First Author: M.Abrishami IRAN

Co Author(s):    H. Gharaee                    

Abstract Details

Purpose:

To report a case of Staphylococcus epidermidis infection after subtenon injection (STI) of triamcinolone acetonide (TA).

Setting:

Khatam-al-Anbia Hospital, Eye Research Center, Mashhad University of Medical Sciences, Mashhad, Iran

Methods:

A 20-year old man with a history of penetrating keratoplasty ten months before was referred fortreatment of corneal graft rejection. He had severe reduction in his vision (five lines), ocular pain, severe stromal corneal edema, conjunctival injection (1+), and keratic precipitates. He had been treated by topical betamethasone eye drop every 2 hours and oral prednisolone 50 mg every day. Because of insufficient response after a week, STI of 0.5 ml TA was performed. The patient was ordered to use betamethasone and prednisolone as before in addition to topical Chloramphenicol eye drop every 8 hours.

Results:

Two days after STI, the patient presented with increasing ocular pain and ocular discharge. On ocular examination, mild corneal edema, anterior chamber reaction, localized conjunctival necrosis at injection site were observed. Topical betamethasone was discontinued and replaced with an ocular lubricant. Four days after injection, conjunctival necrosis progressed to scleral necrosis, a stage at which oral prednisolon was discontinued, and tissue smear and cultures even for bacteria, fungi, and anaerobes were taken. Oral and fortified drops were initiated frequently.

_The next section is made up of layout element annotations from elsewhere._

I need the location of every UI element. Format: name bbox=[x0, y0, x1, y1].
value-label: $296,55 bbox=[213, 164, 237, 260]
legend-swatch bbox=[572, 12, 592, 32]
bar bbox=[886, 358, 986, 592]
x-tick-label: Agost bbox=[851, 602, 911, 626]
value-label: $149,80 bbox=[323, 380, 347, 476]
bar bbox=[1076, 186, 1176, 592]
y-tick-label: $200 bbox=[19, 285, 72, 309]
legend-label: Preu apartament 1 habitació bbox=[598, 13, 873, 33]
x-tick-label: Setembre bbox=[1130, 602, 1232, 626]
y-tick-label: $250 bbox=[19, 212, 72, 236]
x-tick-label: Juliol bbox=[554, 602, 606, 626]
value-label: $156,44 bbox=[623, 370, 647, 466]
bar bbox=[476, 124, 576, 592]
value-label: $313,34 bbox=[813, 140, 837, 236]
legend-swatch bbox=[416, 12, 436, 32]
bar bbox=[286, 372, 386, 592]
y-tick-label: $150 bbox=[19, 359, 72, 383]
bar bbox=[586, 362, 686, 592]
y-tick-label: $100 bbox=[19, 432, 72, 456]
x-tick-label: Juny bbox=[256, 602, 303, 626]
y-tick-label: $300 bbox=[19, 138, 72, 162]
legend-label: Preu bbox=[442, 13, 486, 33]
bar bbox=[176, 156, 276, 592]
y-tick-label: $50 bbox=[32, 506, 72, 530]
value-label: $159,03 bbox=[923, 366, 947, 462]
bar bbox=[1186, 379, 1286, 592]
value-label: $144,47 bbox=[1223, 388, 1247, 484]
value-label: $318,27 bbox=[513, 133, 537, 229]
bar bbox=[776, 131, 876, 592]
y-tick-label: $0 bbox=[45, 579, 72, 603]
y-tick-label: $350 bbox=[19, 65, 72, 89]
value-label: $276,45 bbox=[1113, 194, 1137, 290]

Total cure with scleral vascularization occurred after three weeks . The cultures and smears were shown Staphylococcus epidermidis infection.

Conclusions:

Despite being uncommon, infectious scleritis can occur following uncomplicated subconjunctival corticosteroid injections. Infectious scleritis can be very difficult to diagnose as it may mimic an immune mediated disease. If the conjunctiva is suspected to be involved, a swab should always be taken. Injection under sterile condition, fair patient selection, being suspicious about the infectious complications and managing the patient with frequent fortified topical and systemic antibiotics is preferred.